You've had surgery to take out your tumor, and your surgeon says all the cancer was removed. Yet, you've been referred to another doctor to consider more treatment — called adjuvant therapy. You may wonder why you need additional treatment when your cancer has already been removed.
Even if it seems your surgery was successful, there may be a chance that your cancer could return. Depending on your specific case, you may benefit from adjuvant therapy, since this additional treatment may reduce the risk that your cancer will return.
Adjuvant therapy is used after primary treatments, such as surgery or radiation. But the added benefit of adjuvant therapy doesn't come without a price — the side effects can be more than minor inconveniences.
Not everyone benefits from adjuvant therapy. Work with your doctor to determine if adjuvant therapy is right for you.
Which treatments are used as adjuvant therapies?
Types of cancer treatment that are used as adjuvant therapy include:
- Chemotherapy. Chemotherapy uses drugs to kill cancer cells. Chemotherapy treats the entire body, killing cancer cells, no matter where they may be located. Adjuvant chemotherapy isn't helpful in all situations, so talk to your doctor about whether this treatment is right for you.
- Hormone therapy. Some cancers are sensitive to hormones. For these cancers, treatments to stop hormone production in your body or block the effect of hormones on your cancer may be helpful. Cancers that are commonly hormone sensitive include breast, uterine and prostate cancers. Your cancer will be analyzed to see if it's hormone sensitive. If it is, you might benefit from hormone therapy. Hormone therapy can be used in conjunction with surgery, radiation or chemotherapy.
- Radiation therapy. Radiation therapy uses high-powered energy beams, such as X-rays, to kill cancer cells. Radiation therapy can be given internally or externally. Adjuvant radiation therapy focuses on the area around the original cancer site to reduce the risk that cancer will recur in that area.
- Immunotherapy. Immunotherapy works with your body's own immune system to fight off remaining cancer cells. Immunotherapy treatment can either stimulate your body's own defenses or supplement them.
- Targeted therapy. Targeted therapy aims to alter specific abnormalities present within cancer cells. For example, women with a type of breast cancer that makes too much of a protein called human growth factor receptor 2 (HER2) may choose a targeted therapy drug that blocks the action of that specific protein. These medications target the specific protein within those cancer cells. More targeted therapies are under development and may one day be available for use as adjuvant therapy.
How effective is adjuvant therapy?
Because none of these treatments is completely harmless, it's important to determine the risks of adjuvant therapy versus the benefits. The following factors can help you and your doctor determine whether adjuvant therapy is appropriate for you and, if so, which type:
- Type of cancer. Treating certain types of cancer with adjuvant therapy can be very beneficial. Examples include breast cancer and colon cancer.

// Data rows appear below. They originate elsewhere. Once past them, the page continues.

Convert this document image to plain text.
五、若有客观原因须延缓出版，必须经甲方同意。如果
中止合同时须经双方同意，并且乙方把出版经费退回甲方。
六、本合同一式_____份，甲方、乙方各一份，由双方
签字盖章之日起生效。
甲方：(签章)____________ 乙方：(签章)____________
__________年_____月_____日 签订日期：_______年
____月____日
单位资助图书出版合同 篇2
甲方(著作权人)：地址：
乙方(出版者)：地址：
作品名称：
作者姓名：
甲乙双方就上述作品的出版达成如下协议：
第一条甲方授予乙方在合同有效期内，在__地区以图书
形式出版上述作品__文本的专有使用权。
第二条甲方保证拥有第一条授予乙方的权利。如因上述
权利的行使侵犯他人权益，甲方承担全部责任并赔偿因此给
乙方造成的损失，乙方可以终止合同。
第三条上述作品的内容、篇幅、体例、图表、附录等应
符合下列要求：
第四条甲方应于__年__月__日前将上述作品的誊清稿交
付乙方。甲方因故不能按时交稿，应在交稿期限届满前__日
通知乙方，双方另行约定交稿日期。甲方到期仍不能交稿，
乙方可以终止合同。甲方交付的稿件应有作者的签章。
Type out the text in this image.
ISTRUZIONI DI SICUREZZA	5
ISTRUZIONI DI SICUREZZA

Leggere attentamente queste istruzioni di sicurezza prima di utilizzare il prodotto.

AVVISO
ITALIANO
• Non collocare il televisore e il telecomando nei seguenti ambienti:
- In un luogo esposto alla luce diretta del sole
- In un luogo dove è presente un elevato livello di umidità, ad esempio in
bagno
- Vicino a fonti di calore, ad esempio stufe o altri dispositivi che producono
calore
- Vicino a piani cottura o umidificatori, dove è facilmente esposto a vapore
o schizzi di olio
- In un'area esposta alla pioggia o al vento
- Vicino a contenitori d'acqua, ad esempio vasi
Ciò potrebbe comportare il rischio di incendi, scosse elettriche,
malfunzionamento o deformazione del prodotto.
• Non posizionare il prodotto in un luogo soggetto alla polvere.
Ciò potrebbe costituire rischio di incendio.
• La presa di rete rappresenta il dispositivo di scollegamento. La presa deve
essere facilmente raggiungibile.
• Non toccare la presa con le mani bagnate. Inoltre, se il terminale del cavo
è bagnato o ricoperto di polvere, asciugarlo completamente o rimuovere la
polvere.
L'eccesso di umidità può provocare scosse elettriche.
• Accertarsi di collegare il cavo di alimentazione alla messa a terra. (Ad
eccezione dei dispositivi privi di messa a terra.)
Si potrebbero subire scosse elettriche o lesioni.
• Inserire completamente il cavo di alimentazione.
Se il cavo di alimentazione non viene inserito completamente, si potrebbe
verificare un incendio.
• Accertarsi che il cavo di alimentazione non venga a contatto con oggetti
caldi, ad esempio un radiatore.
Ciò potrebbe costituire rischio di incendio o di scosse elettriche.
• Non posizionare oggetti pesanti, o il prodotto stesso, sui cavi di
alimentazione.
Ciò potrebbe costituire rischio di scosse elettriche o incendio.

For some other types of cancer, there might not be a benefit.
- Stage of cancer. A cancer's stage refers to the extent of the cancer. If the cancer is at a very early stage — before it has had time to spread — then the chance of cancer recurring after surgery may be very small. Adjuvant therapy may offer little benefit in this case. If cancer is at a later stage — if it is a large tumor or if the cancer has spread to nearby lymph nodes — then the chance that cancer will reappear sometime in the future is much greater. Adjuvant therapy may be more beneficial in this case.
- Number of lymph nodes involved. The more lymph nodes involved, the greater the chance that cancer cells will be left behind after local therapy, such as surgery.
- Hormone receptivity. Hormone therapy won't be effective if your tumor is not hormonally sensitive.
- Other cancer-specific changes. Certain cancers may have specific changes within their cells that indicate they are particularly sensitive to adjuvant therapy. Your doctor may request special testing of your cancer cells to determine if adjuvant therapy would be beneficial.
Receiving adjuvant therapy doesn't guarantee your cancer won't recur. It can, however, help reduce the risk that your cancer will come back.
Is adjuvant therapy for you?
As you're deciding whether adjuvant therapy is right for you, you might want to discuss the following issues with your doctor:
- What procedures are you considering? Find out exactly what will be expected of you during adjuvant therapy. Will you have to see your doctor for injections or will you take pills at home?
- What are the side effects? What side effects are you willing to live with? Which ones will be too much for you to tolerate? Do you plan to work or stay active during treatment? Could side effects interfere with your plans?
- What are the chances you'll stay cancer-free? Understand how likely it is that your cancer will return if you decide against further therapy and how much improvement you might experience if you do undergo additional therapy. Your doctor can estimate how well your treatment will work based on comparisons with data from studies of other people with your same type of cancer, at the same stage and given the same treatment.
Together you and your doctor can weigh these factors and decide whether the benefits of adjuvant therapy outweigh the risks for you.